Publicado em: 28/04/2016 às 11:00hs
Mesmo assim, a primeira projeção para a safra 2016/ 2017 indica que fabricação da commodity pode subir até 12%, para 35 milhões de toneladas.Segundo levantamento da União da Indústria de Cana-de-Açúcar (Única), divulgado ontem, a moagem de cana no centro-sul deverá alcançar entre 605 e 630 milhões de toneladas. A definição exata vai depender das condições climáticas, agronômicas e operacionais vigentes nos próximos 12 meses. O volume representa um acréscimo de até 2% ante as 617,65 milhões de toneladas processadas na última temporada, que se encerrou no dia 31 de março deste ano.
Os diferentes cenários para a safra 2016/2017 indicam a possibilidade de avanço na produção de açúcar sem comprometimento da oferta recorde de etanolobservada no último ano , afirma o diretor técnico da entidade, Antonio de Pádua Rodrigues. Na pior das hipóteses, a fabricação da commodity alcançará 33,5 milhões de toneladas, crescimento de 2,28 a 3,78 milhões de toneladas em relação às 31,22 milhões de toneladas registradas na safra 2015/2016.

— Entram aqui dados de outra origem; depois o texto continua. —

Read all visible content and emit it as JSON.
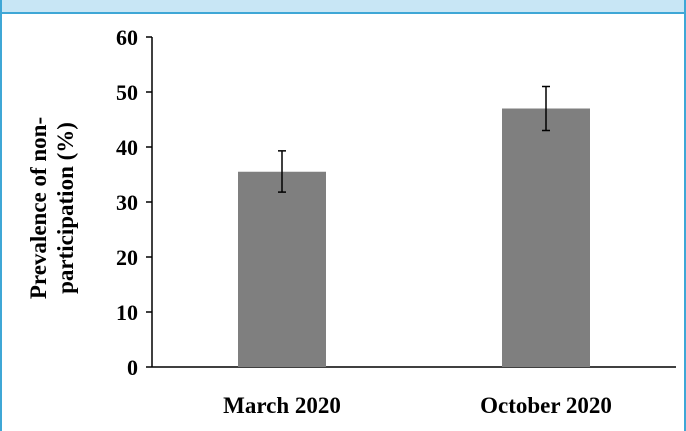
{
  "chart_data": {
    "type": "bar",
    "categories": [
      "March 2020",
      "October 2020"
    ],
    "values": [
      35.5,
      47.0
    ],
    "error": [
      {
        "low": 31.8,
        "high": 39.3
      },
      {
        "low": 43.0,
        "high": 51.0
      }
    ],
    "xlabel": "",
    "ylabel_lines": [
      "Prevalence of non-",
      "participation (%)"
    ],
    "ylim": [
      0,
      60
    ],
    "yticks": [
      "0",
      "10",
      "20",
      "30",
      "40",
      "50",
      "60"
    ],
    "grid": false,
    "colors": {
      "bar": "#7f7f7f",
      "axis": "#000000",
      "frame_accent": "#3fa7d6",
      "top_band": "#c8e6f5"
    }
  }
}
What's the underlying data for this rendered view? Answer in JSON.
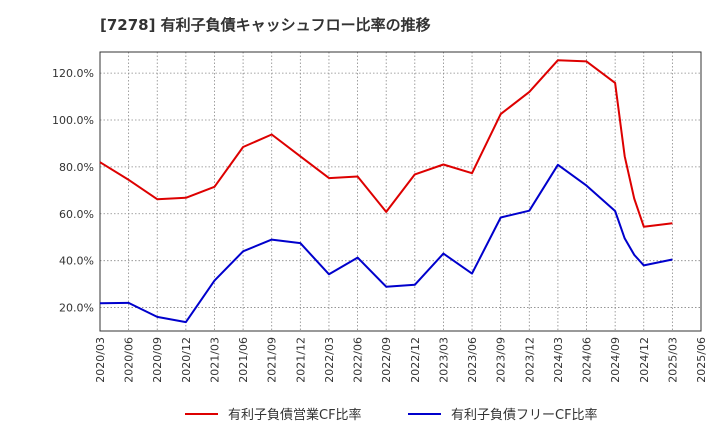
{
  "chart_data": {
    "type": "line",
    "title": "[7278]  有利子負債キャッシュフロー比率の推移",
    "xlabel": "",
    "ylabel": "",
    "ylim": [
      10,
      129
    ],
    "y_ticks": [
      20,
      40,
      60,
      80,
      100,
      120
    ],
    "y_tick_format": "{v}.0%",
    "grid": true,
    "legend_position": "bottom",
    "x_tick_labels": [
      "2020/03",
      "2020/06",
      "2020/09",
      "2020/12",
      "2021/03",
      "2021/06",
      "2021/09",
      "2021/12",
      "2022/03",
      "2022/06",
      "2022/09",
      "2022/12",
      "2023/03",
      "2023/06",
      "2023/09",
      "2023/12",
      "2024/03",
      "2024/06",
      "2024/09",
      "2024/12",
      "2025/03",
      "2025/06"
    ],
    "series": [
      {
        "name": "有利子負債営業CF比率",
        "color": "#dd0000",
        "points": [
          [
            "2020/03",
            82.0
          ],
          [
            "2020/06",
            74.5
          ],
          [
            "2020/09",
            66.2
          ],
          [
            "2020/12",
            66.8
          ],
          [
            "2021/03",
            71.5
          ],
          [
            "2021/06",
            88.5
          ],
          [
            "2021/09",
            93.8
          ],
          [
            "2021/12",
            84.5
          ],
          [
            "2022/03",
            75.2
          ],
          [
            "2022/06",
            75.9
          ],
          [
            "2022/09",
            60.8
          ],
          [
            "2022/12",
            76.8
          ],
          [
            "2023/03",
            81.0
          ],
          [
            "2023/06",
            77.3
          ],
          [
            "2023/09",
            102.5
          ],
          [
            "2023/12",
            112.0
          ],
          [
            "2024/03",
            125.5
          ],
          [
            "2024/06",
            125.0
          ],
          [
            "2024/09",
            115.8
          ],
          [
            "2024/10",
            84.5
          ],
          [
            "2024/11",
            66.5
          ],
          [
            "2024/12",
            54.5
          ],
          [
            "2025/03",
            56.0
          ]
        ]
      },
      {
        "name": "有利子負債フリーCF比率",
        "color": "#0000cc",
        "points": [
          [
            "2020/03",
            21.8
          ],
          [
            "2020/06",
            22.0
          ],
          [
            "2020/09",
            16.0
          ],
          [
            "2020/12",
            13.8
          ],
          [
            "2021/03",
            31.5
          ],
          [
            "2021/06",
            44.0
          ],
          [
            "2021/09",
            49.0
          ],
          [
            "2021/12",
            47.5
          ],
          [
            "2022/03",
            34.2
          ],
          [
            "2022/06",
            41.3
          ],
          [
            "2022/09",
            28.9
          ],
          [
            "2022/12",
            29.7
          ],
          [
            "2023/03",
            43.0
          ],
          [
            "2023/06",
            34.5
          ],
          [
            "2023/09",
            58.4
          ],
          [
            "2023/12",
            61.3
          ],
          [
            "2024/03",
            80.9
          ],
          [
            "2024/06",
            72.0
          ],
          [
            "2024/09",
            61.2
          ],
          [
            "2024/10",
            49.5
          ],
          [
            "2024/11",
            42.5
          ],
          [
            "2024/12",
            38.0
          ],
          [
            "2025/03",
            40.5
          ]
        ]
      }
    ]
  }
}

Conforme publicado no DCI, especialistas do setor sucroenergético apontam déficit global nos estoques do açúcar, o que tem sinalizado uma recuperação gradativa para as cotações internacionais e despertado o interesse das usinas para exportação. Em contrapartida, os valores do etanol avançaram no mercado doméstico desde o ano passado, pela recomposição de parte da Cide sobre a gasolina, somada a uma demanda pelo biocombustível hidratado como substituto para o abastecimento.

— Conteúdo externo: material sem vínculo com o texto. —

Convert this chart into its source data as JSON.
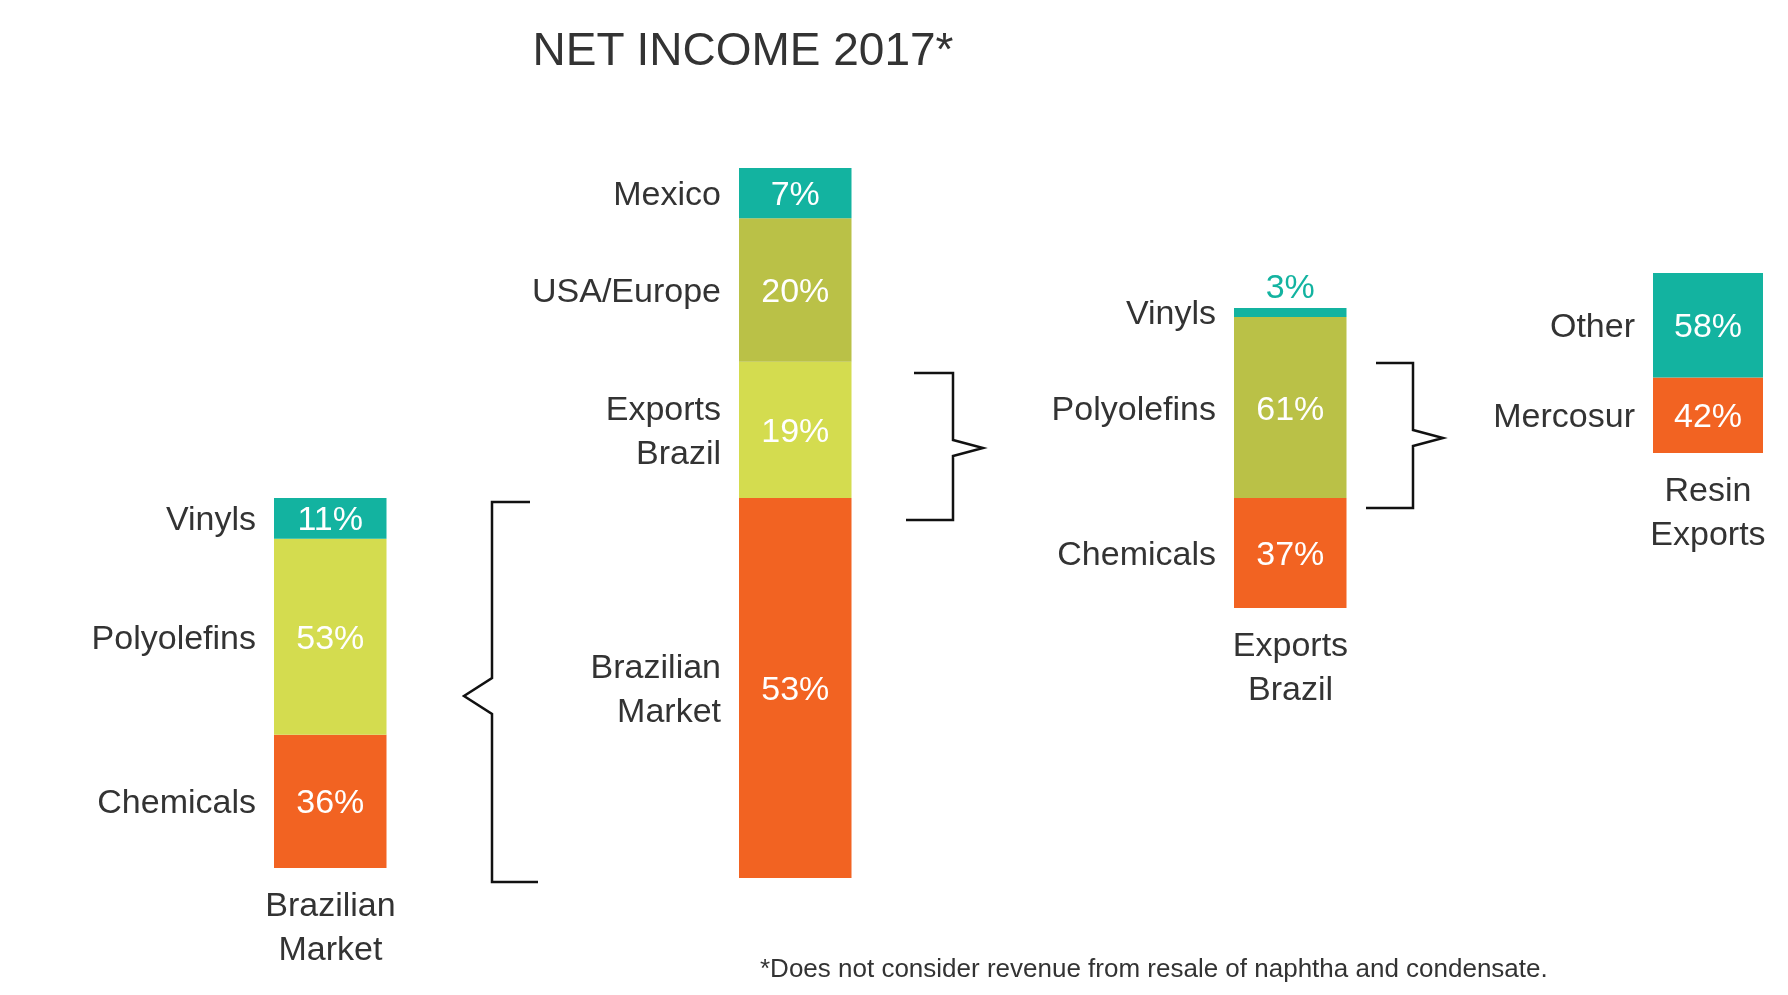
{
  "chart_data": [
    {
      "type": "bar",
      "stacked": true,
      "categories": [
        "Brazilian Market"
      ],
      "series": [
        {
          "name": "Chemicals",
          "color": "#f26322",
          "values": [
            36
          ],
          "value_labels": [
            "36%"
          ]
        },
        {
          "name": "Polyolefins",
          "color": "#d4dc4f",
          "values": [
            53
          ],
          "value_labels": [
            "53%"
          ]
        },
        {
          "name": "Vinyls",
          "color": "#13b3a0",
          "values": [
            11
          ],
          "value_labels": [
            "11%"
          ]
        }
      ]
    },
    {
      "type": "bar",
      "stacked": true,
      "title": "NET INCOME 2017*",
      "categories": [
        null
      ],
      "series": [
        {
          "name": "Brazilian Market",
          "color": "#f26322",
          "values": [
            53
          ],
          "value_labels": [
            "53%"
          ]
        },
        {
          "name": "Exports Brazil",
          "color": "#d4dc4f",
          "values": [
            19
          ],
          "value_labels": [
            "19%"
          ]
        },
        {
          "name": "USA/Europe",
          "color": "#bac147",
          "values": [
            20
          ],
          "value_labels": [
            "20%"
          ]
        },
        {
          "name": "Mexico",
          "color": "#13b3a0",
          "values": [
            7
          ],
          "value_labels": [
            "7%"
          ]
        }
      ]
    },
    {
      "type": "bar",
      "stacked": true,
      "categories": [
        "Exports Brazil"
      ],
      "annotations": [
        "*Does not consider revenue from resale of naphtha and condensate."
      ],
      "series": [
        {
          "name": "Chemicals",
          "color": "#f26322",
          "values": [
            37
          ],
          "value_labels": [
            "37%"
          ]
        },
        {
          "name": "Polyolefins",
          "color": "#bac147",
          "values": [
            61
          ],
          "value_labels": [
            "61%"
          ]
        },
        {
          "name": "Vinyls",
          "color": "#13b3a0",
          "values": [
            3
          ],
          "value_labels": [
            "3%"
          ]
        }
      ]
    },
    {
      "type": "bar",
      "stacked": true,
      "categories": [
        "Resin Exports"
      ],
      "series": [
        {
          "name": "Mercosur",
          "color": "#f26322",
          "values": [
            42
          ],
          "value_labels": [
            "42%"
          ]
        },
        {
          "name": "Other",
          "color": "#13b3a0",
          "values": [
            58
          ],
          "value_labels": [
            "58%"
          ]
        }
      ]
    }
  ]
}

De acordo com o executivo, além do preço relativo dos dois produtos, a fabricação de açúcar também será definida pela necessidade de caixa das empresas mais endividadas, pela qualidade da cana, pelas restrições logísticas para a exportação enfrentadas por algumas regiões e pela própria capacidade de produção das usinas.
Sobre as variáveis que influenciam nesta temporada como um todo, Padua diz que a presença de um canavial envelhecido; a indefinição sobre as condições climáticas; o risco de florescimento em algumas importantes regiões produtoras; a dúvida sobre o comportamento da lavoura colhida na entressafra, que representou 9% da área colhida; e a possibilidade de ocorrência de geadas em áreas de produção são apenas alguns dos fatores exógenos que nos levaram a decidir pela divulgação de um intervalo para retratar as diferentes possibilidades de resultado para a safra que se iniciou este mês , explica.
Já a produção de etanol deve ficar entre 27,50 e 28,70 bilhões de litros. Entre 10,80 e 11 bilhões de litros serão de anidro e entre 16,70 e 17,70 bilhões de litros de hidratado. No ciclo anterior, a fabricação do biocombustível totalizou 28,22 bilhões de litros.